Car il y a bien urgence à s’inquiéter du sort de la forêt méditerranéenne, et dès cet hiver. Avec 3 400 départs de feux répertoriés sur la zone Sud, quelques 63 000 hectares ont brûlé cet été. « C’est le chiffre le plus important depuis une trentaine d’années » précise Bernard Foucault de la Délégation à la protection de la forêt méditerranéenne. Il ne faut pas pour autant y voir la faillite de la doctrine des feux naissants adoptée par les pompiers français. « Les très grands feux n’ont représenté que 2 % de la surface brûlée » remarque à juste titre Bernard Foucault. 98 % des incendies ont été maîtrisés avant qu’ils ne dépassent les 200 hectares. Mais depuis trente ans, les statistiques montrent que chaque incendie important a été suivi d’une réplique identique l’année d’après. Yvon Duché, de l’Office national des forêts, n’hésite pas à tirer la sonnette d’alarme en estimant que « 2004 est d’ores et déjà une année dangereuse. »

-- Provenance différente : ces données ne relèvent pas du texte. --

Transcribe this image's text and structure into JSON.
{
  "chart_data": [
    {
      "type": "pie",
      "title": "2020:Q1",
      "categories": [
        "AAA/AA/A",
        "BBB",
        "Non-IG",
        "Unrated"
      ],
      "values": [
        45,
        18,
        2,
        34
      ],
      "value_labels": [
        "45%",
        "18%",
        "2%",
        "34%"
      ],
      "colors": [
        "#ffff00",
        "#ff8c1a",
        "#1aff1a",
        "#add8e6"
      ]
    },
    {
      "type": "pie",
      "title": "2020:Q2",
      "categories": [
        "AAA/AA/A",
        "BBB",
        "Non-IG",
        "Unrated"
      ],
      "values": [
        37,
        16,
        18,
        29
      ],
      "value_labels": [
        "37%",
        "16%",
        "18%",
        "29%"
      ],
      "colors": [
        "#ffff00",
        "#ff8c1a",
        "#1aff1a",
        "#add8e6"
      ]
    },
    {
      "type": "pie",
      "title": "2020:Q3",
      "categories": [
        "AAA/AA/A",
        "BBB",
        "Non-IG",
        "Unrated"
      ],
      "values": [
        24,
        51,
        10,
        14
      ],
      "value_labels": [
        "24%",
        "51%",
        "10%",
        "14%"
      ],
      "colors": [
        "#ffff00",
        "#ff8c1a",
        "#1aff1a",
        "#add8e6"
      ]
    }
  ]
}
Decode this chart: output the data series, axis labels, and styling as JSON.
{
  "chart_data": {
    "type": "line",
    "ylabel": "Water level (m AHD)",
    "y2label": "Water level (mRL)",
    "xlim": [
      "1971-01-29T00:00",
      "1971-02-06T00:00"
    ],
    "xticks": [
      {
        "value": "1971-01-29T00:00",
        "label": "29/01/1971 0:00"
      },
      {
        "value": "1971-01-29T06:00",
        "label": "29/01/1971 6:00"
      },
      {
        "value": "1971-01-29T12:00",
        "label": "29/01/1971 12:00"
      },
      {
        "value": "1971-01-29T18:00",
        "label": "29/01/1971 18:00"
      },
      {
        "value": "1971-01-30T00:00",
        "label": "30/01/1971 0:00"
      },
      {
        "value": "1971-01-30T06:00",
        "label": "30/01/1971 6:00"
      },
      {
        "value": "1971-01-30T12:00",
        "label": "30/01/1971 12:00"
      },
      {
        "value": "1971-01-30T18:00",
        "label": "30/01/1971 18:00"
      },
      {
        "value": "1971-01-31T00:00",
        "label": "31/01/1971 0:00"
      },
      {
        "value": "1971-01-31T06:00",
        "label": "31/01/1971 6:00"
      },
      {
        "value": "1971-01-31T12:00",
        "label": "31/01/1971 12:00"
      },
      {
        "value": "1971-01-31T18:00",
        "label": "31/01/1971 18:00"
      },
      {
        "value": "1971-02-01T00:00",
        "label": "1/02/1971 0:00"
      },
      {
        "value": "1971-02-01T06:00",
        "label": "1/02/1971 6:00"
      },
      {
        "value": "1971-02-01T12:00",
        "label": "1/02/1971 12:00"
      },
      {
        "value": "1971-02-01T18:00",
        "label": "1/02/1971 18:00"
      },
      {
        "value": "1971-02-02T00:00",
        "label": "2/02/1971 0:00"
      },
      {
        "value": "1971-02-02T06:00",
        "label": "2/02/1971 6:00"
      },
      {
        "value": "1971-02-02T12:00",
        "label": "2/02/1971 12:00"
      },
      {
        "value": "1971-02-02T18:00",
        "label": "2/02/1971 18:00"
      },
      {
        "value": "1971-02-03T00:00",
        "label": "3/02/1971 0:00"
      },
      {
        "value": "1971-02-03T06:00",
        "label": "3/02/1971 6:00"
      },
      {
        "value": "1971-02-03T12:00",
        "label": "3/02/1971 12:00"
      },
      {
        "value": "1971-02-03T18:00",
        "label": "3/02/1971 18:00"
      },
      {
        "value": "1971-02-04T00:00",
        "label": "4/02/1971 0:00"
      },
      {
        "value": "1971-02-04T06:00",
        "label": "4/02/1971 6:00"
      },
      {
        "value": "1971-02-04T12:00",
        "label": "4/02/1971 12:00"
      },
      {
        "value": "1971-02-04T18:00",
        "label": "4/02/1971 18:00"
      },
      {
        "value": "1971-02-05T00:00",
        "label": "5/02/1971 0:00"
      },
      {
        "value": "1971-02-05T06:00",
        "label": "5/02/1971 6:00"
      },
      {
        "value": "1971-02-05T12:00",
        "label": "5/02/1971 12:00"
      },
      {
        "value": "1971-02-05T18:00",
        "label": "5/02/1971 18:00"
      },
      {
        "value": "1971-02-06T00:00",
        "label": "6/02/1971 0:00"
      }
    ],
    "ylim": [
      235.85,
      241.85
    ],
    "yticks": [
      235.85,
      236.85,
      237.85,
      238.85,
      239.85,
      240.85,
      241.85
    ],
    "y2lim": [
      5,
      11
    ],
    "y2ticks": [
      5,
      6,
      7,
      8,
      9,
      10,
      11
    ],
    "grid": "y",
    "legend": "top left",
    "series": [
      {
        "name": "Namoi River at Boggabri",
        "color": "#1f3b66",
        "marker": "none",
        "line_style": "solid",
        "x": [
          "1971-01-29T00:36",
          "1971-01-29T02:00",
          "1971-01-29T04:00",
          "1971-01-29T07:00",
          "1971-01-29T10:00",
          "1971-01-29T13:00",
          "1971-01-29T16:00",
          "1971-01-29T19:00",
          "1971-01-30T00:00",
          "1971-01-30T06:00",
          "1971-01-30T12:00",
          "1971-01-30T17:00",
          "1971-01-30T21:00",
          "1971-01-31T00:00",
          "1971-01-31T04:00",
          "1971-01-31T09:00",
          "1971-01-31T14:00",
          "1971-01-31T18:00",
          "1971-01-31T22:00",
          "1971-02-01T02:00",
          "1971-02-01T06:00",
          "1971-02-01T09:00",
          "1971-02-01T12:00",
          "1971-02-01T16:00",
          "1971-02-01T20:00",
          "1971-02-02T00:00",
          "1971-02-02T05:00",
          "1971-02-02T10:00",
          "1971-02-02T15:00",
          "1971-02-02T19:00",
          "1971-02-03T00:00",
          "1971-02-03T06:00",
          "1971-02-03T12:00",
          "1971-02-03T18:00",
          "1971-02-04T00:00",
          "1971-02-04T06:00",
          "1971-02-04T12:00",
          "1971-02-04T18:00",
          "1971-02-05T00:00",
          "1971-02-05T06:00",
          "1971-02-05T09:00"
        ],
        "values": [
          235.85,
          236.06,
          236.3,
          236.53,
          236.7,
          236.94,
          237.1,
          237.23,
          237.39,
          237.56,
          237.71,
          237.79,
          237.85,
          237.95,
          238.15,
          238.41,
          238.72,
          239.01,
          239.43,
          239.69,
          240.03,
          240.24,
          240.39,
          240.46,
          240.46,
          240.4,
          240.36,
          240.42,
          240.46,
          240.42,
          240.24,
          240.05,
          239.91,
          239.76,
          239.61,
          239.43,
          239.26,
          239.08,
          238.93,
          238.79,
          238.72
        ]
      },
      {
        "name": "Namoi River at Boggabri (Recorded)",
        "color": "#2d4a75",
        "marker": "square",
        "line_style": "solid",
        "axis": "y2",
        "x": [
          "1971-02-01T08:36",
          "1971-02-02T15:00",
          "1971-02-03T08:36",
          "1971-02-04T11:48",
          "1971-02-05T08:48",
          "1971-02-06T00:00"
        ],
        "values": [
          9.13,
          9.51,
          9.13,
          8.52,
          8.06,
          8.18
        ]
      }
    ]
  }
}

La prévention des incendies est donc au cœur de toutes les préoccupations. L’organisation spatiale de la forêt est la première piste envisagée. « Les zones forestières et urbaines gagnent chaque année du terrain sur les zones agricoles, constate Yvon Duché et à cause du retrait de l’agriculture il n’y a plus de discontinuité entre milieu urbain et milieu végétal. Dès lors, lorsqu’ils se produisent, les incendies ont souvent des conséquences dramatiques. » Une nouvelle fois, le problème du débroussaillage a été évoqué. « Si la forêt est un combustible pour le feu, il doit être possible de l’utiliser économiquement, » estime Michel Hermeline de la Direction générale de la forêt. Son idée : allouer une valeur marchande à la bio-masse forestière. « Il faut intéresser les propriétaires au débroussaillage en créant une filière bois énergétique » explique le représentant du Ministère de l’Agriculture. Un brin fataliste, Jordi Gaurque reconnaît que « les incendies sont inévitables. Il faut donc préparer l’écosystème pour limiter les dégâts. » La position du représentant du Ministère de l’environnement catalan n’est pas isolée. Elle est partagée par Christian Kert, député et rapporteur de missions d’enquête parlementaire sur les catastrophes naturelles « Le risque zéro n’existe pas, il faut admettre un seuil de tolérabilité » concède-t-il. « Il faut donc dimensionner la protection publique au regard des risques, et accepter l’idée qu’il y a un risque » conclut Francis Mené, chef de l’État-major de la zone Sud. La diminution annoncée pour 2004 de 24 % des budgets alloués par l’État à la protection de la forêt méditerranéenne permettra-t-elle d’aller dans ce sens ?

Première mondiale

Au cœur de la manifestation, une journée entière a été consacrée à la simulation d’un feu de forêt sur la Sainte Victoire. Le simulateur, développé depuis deux ans par Éric Maranne et Emmanuel Vaucher en partenariat avec l’École de pompiers de Valabre, permet, grâce à la réalité virtuelle, de mettre les participants à l’exercice en situation quasi réelle. L’objectif : illustrer la stratégie de lutte en montrant la chaîne de commandement et la montée en puissance des moyens terrestres et aériens. Jusqu’à 25 opérateurs peuvent ainsi interagir sur le système. Les congressistes ont pu assister en direct à un exercice de collaboration franco-espagnole sur un incendie transfrontalier, une première mondiale.